In [None]:
!git clone https://github.com/huggingface/diffusers
!pip install -q /kaggle/working/diffusers/.
!pip install -q -r /kaggle/working/diffusers/examples/dreambooth/requirements.txt
!pip install -q bitsandbytes

In [None]:
from diffusers import DiffusionPipeline, UNet2DConditionModel
from transformers import CLIPTextModel
import torch

In [None]:
!pip install numpy==1.22.0

In [None]:
import os 
os.makedirs('/kaggle/working/output/pretrained/')
os.makedirs('/kaggle/working/output/finetuned/')

# Pre-trained model

In [None]:
pipeline = DiffusionPipeline.from_pretrained(
    "runwayml/stable-diffusion-v1-5").to("cuda")

In [None]:
num_inference_steps = 30
guidance_scale = 10
image = pipeline("a moroccan city",
                 num_inference_steps=num_inference_steps,
                 guidance_scale=guidance_scale).images[0]
image

In [None]:
# image.save('/kaggle/working/output/pretrained/raw_30steps_10scale.jpg')

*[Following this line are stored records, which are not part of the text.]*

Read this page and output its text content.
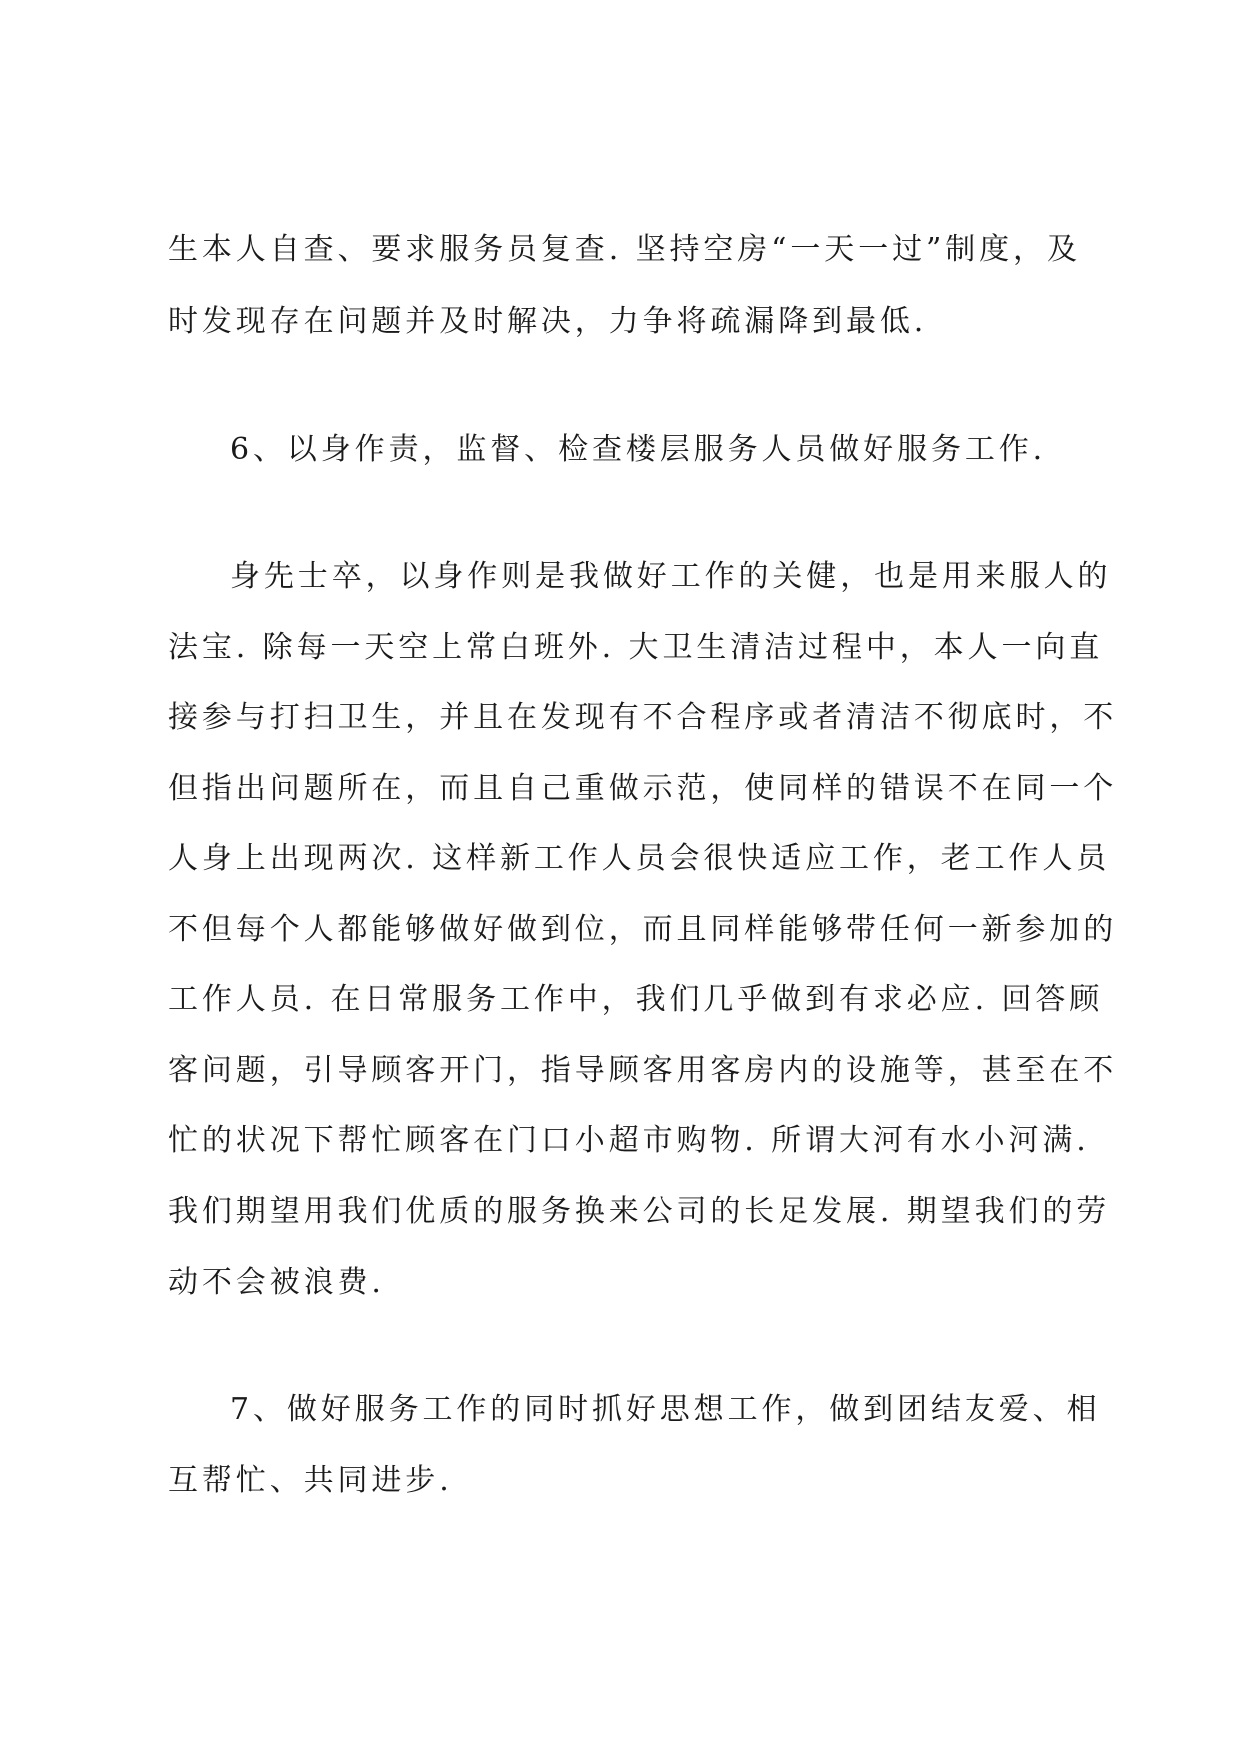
生本人自查、要求服务员复查. 坚持空房“一天一过”制度，及
时发现存在问题并及时解决，力争将疏漏降到最低.
6、以身作责，监督、检查楼层服务人员做好服务工作.
身先士卒，以身作则是我做好工作的关健，也是用来服人的
法宝. 除每一天空上常白班外. 大卫生清洁过程中，本人一向直
接参与打扫卫生，并且在发现有不合程序或者清洁不彻底时，不
但指出问题所在，而且自己重做示范，使同样的错误不在同一个
人身上出现两次. 这样新工作人员会很快适应工作，老工作人员
不但每个人都能够做好做到位，而且同样能够带任何一新参加的
工作人员. 在日常服务工作中，我们几乎做到有求必应. 回答顾
客问题，引导顾客开门，指导顾客用客房内的设施等，甚至在不
忙的状况下帮忙顾客在门口小超市购物. 所谓大河有水小河满.
我们期望用我们优质的服务换来公司的长足发展. 期望我们的劳
动不会被浪费.
7、做好服务工作的同时抓好思想工作，做到团结友爱、相
互帮忙、共同进步.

# Finetuning with DreamBooth

In [None]:
from huggingface_hub import snapshot_download

local_dir = "/kaggle/working/data"
snapshot_download(
    "imomayiz/morocco-img",
    local_dir=local_dir,
    repo_type="dataset",
    ignore_patterns=".gitattributes",
)

In [None]:
from accelerate.utils import write_basic_config

write_basic_config()

In [None]:
OUTPUT_DIR="/kaggle/model"
os.makedirs(OUTPUT_DIR, exist_ok=True)

In [None]:
! accelerate launch /kaggle/working/diffusers/examples/dreambooth/train_dreambooth.py \
  --pretrained_model_name_or_path="runwayml/stable-diffusion-v1-5" \
  --instance_data_dir="/kaggle/working/data/data/cities" \
  --output_dir="/kaggle/model" \
  --instance_prompt="a moroccan city" \
  --gradient_checkpointing \
  --use_8bit_adam \
  --resolution=512 \
  --train_batch_size=8 \
  --gradient_accumulation_steps=1 \
  --learning_rate=2e-6 \
  --lr_scheduler="constant" \
  --lr_warmup_steps=0 \
  --max_train_steps=400 

In [None]:
unet = UNet2DConditionModel.from_pretrained("/kaggle/model/unet")

# if you have trained with `--args.train_text_encoder` make sure to also load the text encoder
text_encoder = CLIPTextModel.from_pretrained("/kaggle/model/text_encoder")

ft_pipeline = DiffusionPipeline.from_pretrained(
    "runwayml/stable-diffusion-v1-5", unet=unet, text_encoder=text_encoder, dtype=torch.float16,
).to("cuda")

In [None]:
num_inference_steps = 50
guidance_scale = 7.5
prompt = "a modern moroccan city"
image = ft_pipeline(prompt,
                 num_inference_steps=num_inference_steps,
                 guidance_scale=guidance_scale).images[0]
image

In [None]:
image

In [None]:
image.save(f"/kaggle/working/{prompt}_{num_inference_steps}_{guidance_scale}_3.jpg")